Critique - Théâtre - Villeneuve d'Ascq (Lille)
Bildraum
Pratiques du trompe l’oeil
Par Michel VOITURIER
Dans un spectacle, en particulier au théâtre, tout est illusion. Voilà ce que dévoilent Charlotte Bouckaert et Steve Salembier. Et nous mènent à constater que, dès que l’information devient spectacle, tout est susceptible d’être trompeur, fallacieux, manipulateur.
Ils ne sont pas les seuls en Belgique. Hans op de Beeck a mis naguère en scène des vidéos qui montrent des architectures, des lieux géographiques façonnés à partir d’objets ordinaires. Jaco Van Dormael et Michele Anne de Mey tournent depuis des années avec des ballets pour mains chorégraphiées dans des environnements filmés d’improbables décors.
La magie de l’image, la fascination que parvient à susciter un élément quelconque, usuel, trivial s’avère sidérante. Cela dévoile combien nous risquons d’être victimes de manipulations d’autant plus vénéneuses qu’elles sont véhiculables sur internet à une vitesse
vertigineuse.
Sur le plateau, l’architecte Steve Salembier a déposé des maquettes. Il leur apportera des éléments, petits objets, meubles, cloisons, murs… Une vraie plante d’appartement s’y adjoindra. Puis des façades. Il y aura également ce qui semble de la terre, du sable, des cailloux. Tous éléments que la salle aperçoit de loin.

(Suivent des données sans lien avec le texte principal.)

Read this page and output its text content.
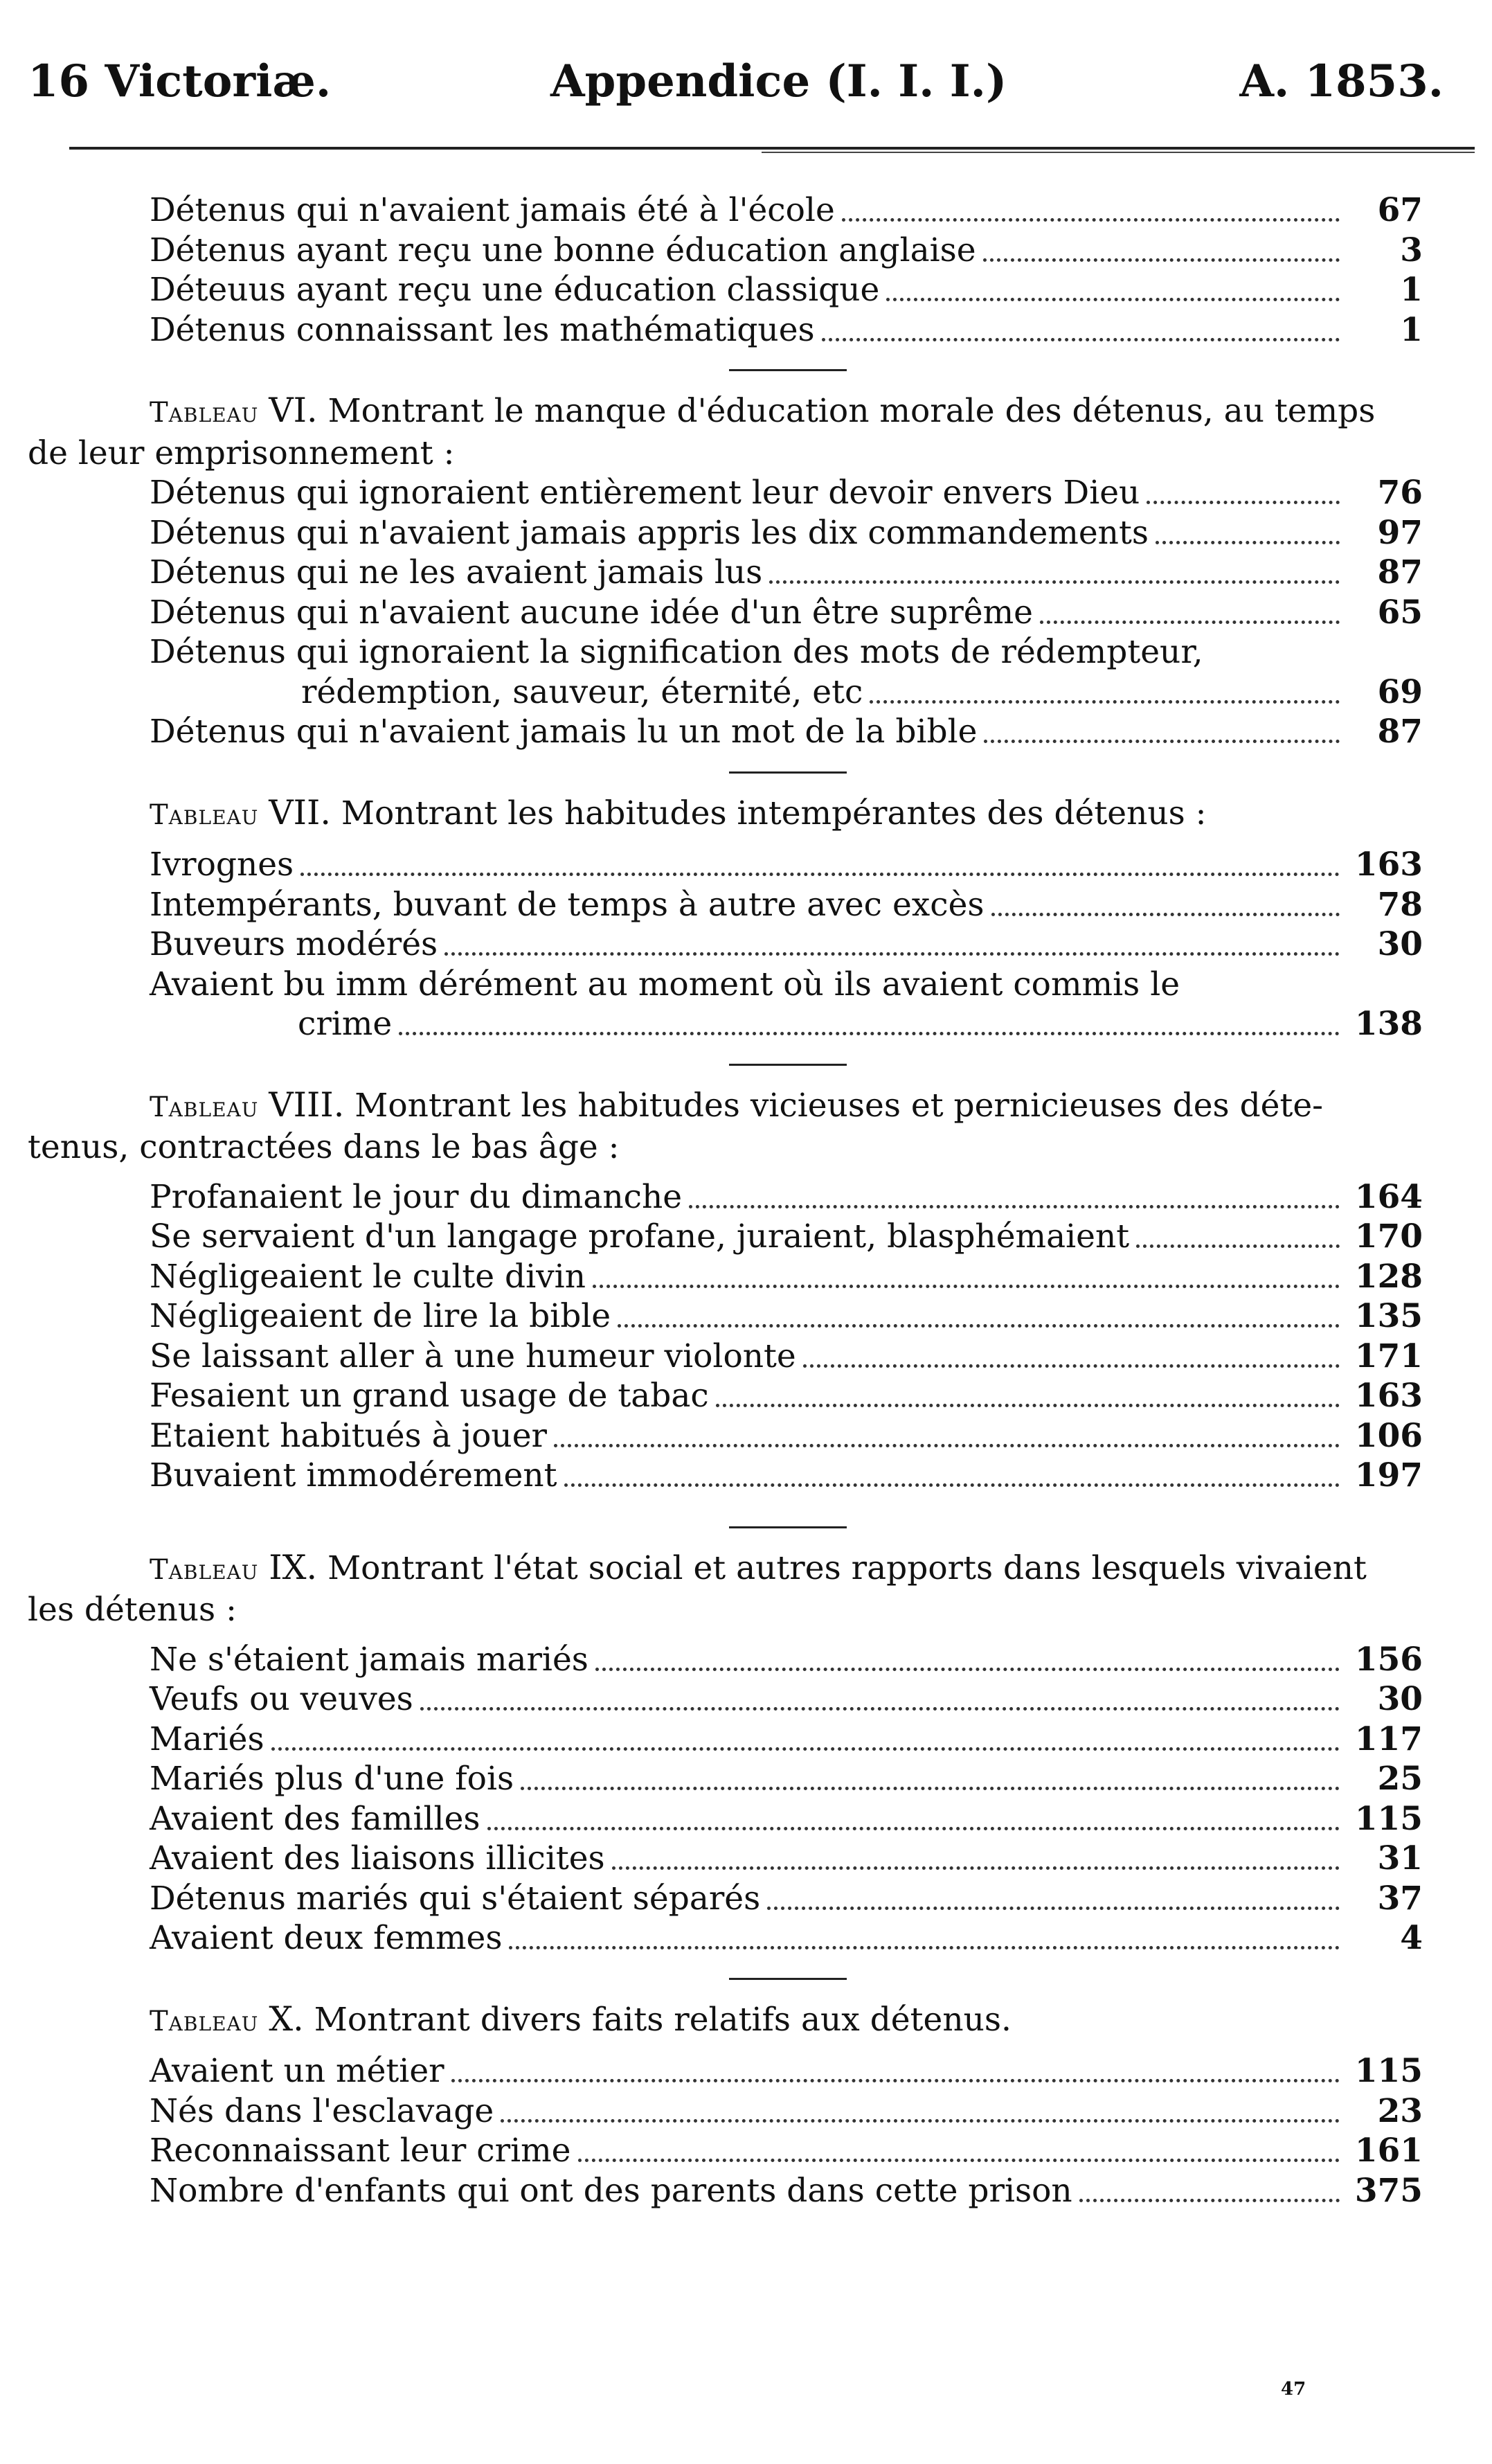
16 Victoriæ.	Appendice (I. I. I.)	A. 1853.
Détenus qui n'avaient jamais été à l'école	67
Détenus ayant reçu une bonne éducation anglaise	3
Déteuus ayant reçu une éducation classique	1
Détenus connaissant les mathématiques	1
Tableau VI. Montrant le manque d'éducation morale des détenus, au temps
de leur emprisonnement :
Détenus qui ignoraient entièrement leur devoir envers Dieu	76
Détenus qui n'avaient jamais appris les dix commandements	97
Détenus qui ne les avaient jamais lus	87
Détenus qui n'avaient aucune idée d'un être suprême	65
Détenus qui ignoraient la signification des mots de rédempteur,
rédemption, sauveur, éternité, etc	69
Détenus qui n'avaient jamais lu un mot de la bible	87
Tableau VII. Montrant les habitudes intempérantes des détenus :
Ivrognes	163
Intempérants, buvant de temps à autre avec excès	78
Buveurs modérés	30
Avaient bu imm dérément au moment où ils avaient commis le
crime	138
Tableau VIII. Montrant les habitudes vicieuses et pernicieuses des déte-
tenus, contractées dans le bas âge :
Profanaient le jour du dimanche	164
Se servaient d'un langage profane, juraient, blasphémaient	170
Négligeaient le culte divin	128
Négligeaient de lire la bible	135
Se laissant aller à une humeur violonte	171
Fesaient un grand usage de tabac	163
Etaient habitués à jouer	106
Buvaient immodérement	197
Tableau IX. Montrant l'état social et autres rapports dans lesquels vivaient
les détenus :
Ne s'étaient jamais mariés	156
Veufs ou veuves	30
Mariés	117
Mariés plus d'une fois	25
Avaient des familles	115
Avaient des liaisons illicites	31
Détenus mariés qui s'étaient séparés	37
Avaient deux femmes	4
Tableau X. Montrant divers faits relatifs aux détenus.
Avaient un métier	115
Nés dans l'esclavage	23
Reconnaissant leur crime	161
Nombre d'enfants qui ont des parents dans cette prison	375
47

En parallèle, la photographe Charlotte Bouckaert s’avance, s’accroupit, se couche et prend des photos sous des angles divers. Elles apparaissent sur grand écran. La salle regarde alors de près. Des caméras filmeront aussi des actions. Lorsqu’elle ou lui manipule des matériaux, l’image suit les mouvements, les transformations, la poussière en suspens dans l’espace.
C’est lors de ce passage du micro au macro que la perception change. Ce que nous savons être carton, papier, gravats, collages… prend des allures de panoramas, de paysages, de décors monumentaux, de bâtiments en dur. L’illusion est plus forte que la connaissance de ce qui la compose. Un peu de poudre, sous les traces laissées par des doigts qui la parcourent, sous les traces creusées se métamorphose aussi bien en chemin de campagne cabossé qu’en grand route au bitume lisse.

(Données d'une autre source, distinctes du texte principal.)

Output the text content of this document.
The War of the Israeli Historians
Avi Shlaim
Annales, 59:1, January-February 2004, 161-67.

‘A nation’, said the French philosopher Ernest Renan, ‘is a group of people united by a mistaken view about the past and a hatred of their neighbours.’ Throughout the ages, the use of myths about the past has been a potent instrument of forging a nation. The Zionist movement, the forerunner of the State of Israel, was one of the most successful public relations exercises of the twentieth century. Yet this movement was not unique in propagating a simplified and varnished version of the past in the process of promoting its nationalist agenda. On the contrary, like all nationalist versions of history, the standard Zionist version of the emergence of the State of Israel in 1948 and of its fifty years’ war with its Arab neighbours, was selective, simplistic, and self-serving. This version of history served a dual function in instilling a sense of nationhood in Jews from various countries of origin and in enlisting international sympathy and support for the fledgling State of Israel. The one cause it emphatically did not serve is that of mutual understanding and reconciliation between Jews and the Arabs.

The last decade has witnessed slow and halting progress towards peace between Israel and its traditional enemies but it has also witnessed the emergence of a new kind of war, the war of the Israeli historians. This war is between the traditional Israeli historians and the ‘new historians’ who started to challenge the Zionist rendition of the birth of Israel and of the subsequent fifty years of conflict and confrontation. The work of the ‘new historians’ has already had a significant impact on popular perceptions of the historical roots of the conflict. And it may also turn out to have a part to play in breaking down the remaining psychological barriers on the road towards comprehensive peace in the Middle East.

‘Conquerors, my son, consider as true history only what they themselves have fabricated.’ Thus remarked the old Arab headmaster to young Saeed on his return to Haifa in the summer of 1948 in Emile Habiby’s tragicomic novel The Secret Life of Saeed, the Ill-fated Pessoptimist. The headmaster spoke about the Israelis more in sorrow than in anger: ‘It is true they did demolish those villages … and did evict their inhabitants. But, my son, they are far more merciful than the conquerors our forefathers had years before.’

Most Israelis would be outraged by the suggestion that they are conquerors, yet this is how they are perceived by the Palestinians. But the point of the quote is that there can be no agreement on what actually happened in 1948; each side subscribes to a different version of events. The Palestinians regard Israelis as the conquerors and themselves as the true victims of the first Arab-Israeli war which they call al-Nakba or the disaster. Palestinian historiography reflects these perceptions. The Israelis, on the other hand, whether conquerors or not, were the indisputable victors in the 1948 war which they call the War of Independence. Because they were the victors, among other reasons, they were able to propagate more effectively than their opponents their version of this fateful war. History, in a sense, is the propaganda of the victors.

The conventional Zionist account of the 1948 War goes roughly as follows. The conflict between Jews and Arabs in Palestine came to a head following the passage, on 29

Les visites, les promenades ainsi proposées s’accompagnent d’une bande son travaillée de bruits, de ponctuations musicales et par moments, de mélodie jouée en direct par Steve à la guitare électrique. Les perceptions sont devenues des ambiances.

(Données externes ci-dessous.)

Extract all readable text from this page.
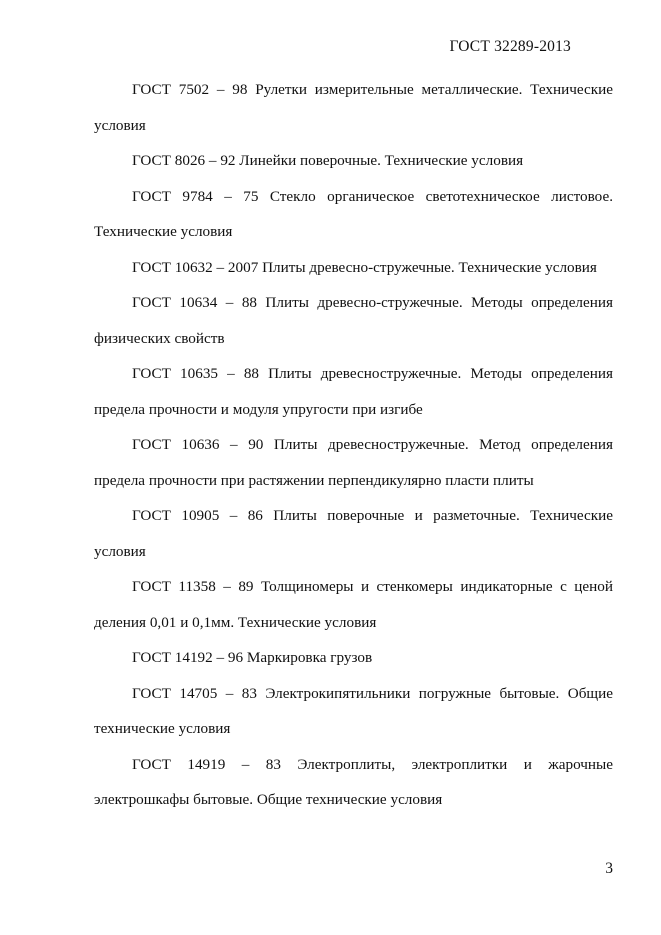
ГОСТ 32289-2013

ГОСТ 7502 – 98 Рулетки измерительные металлические. Технические условия

ГОСТ 8026 – 92 Линейки поверочные. Технические условия

ГОСТ 9784 – 75 Стекло органическое светотехническое листовое. Технические условия

ГОСТ 10632 – 2007 Плиты древесно-стружечные. Технические условия

ГОСТ 10634 – 88 Плиты древесно-стружечные. Методы определения физических свойств

ГОСТ 10635 – 88 Плиты древесностружечные. Методы определения предела прочности и модуля упругости при изгибе

ГОСТ 10636 – 90 Плиты древесностружечные. Метод определения предела прочности при растяжении перпендикулярно пласти плиты

ГОСТ 10905 – 86 Плиты поверочные и разметочные. Технические условия

ГОСТ 11358 – 89 Толщиномеры и стенкомеры индикаторные с ценой деления 0,01 и 0,1мм. Технические условия

ГОСТ 14192 – 96 Маркировка грузов

ГОСТ 14705 – 83 Электрокипятильники погружные бытовые. Общие технические условия

ГОСТ 14919 – 83 Электроплиты, электроплитки и жарочные электрошкафы бытовые. Общие технические условия

3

De la sorte, chacun se balade au sein de pièces abandonnées où un grand vide se charge de mystère. Arpente des lieux qui s’imaginent chargés du poids de l’histoire. Traverse des campagnes ouvertes à l’immensité ou marche sur des chaussées entre des talus. Se retrouve en pleine nuit, passe du crépuscule du soir à celui de l’aube, s’éblouit d’un soleil estival ou d’air froid d’hiver. Rien n’est vrai. Tout semble plus beau que le réel.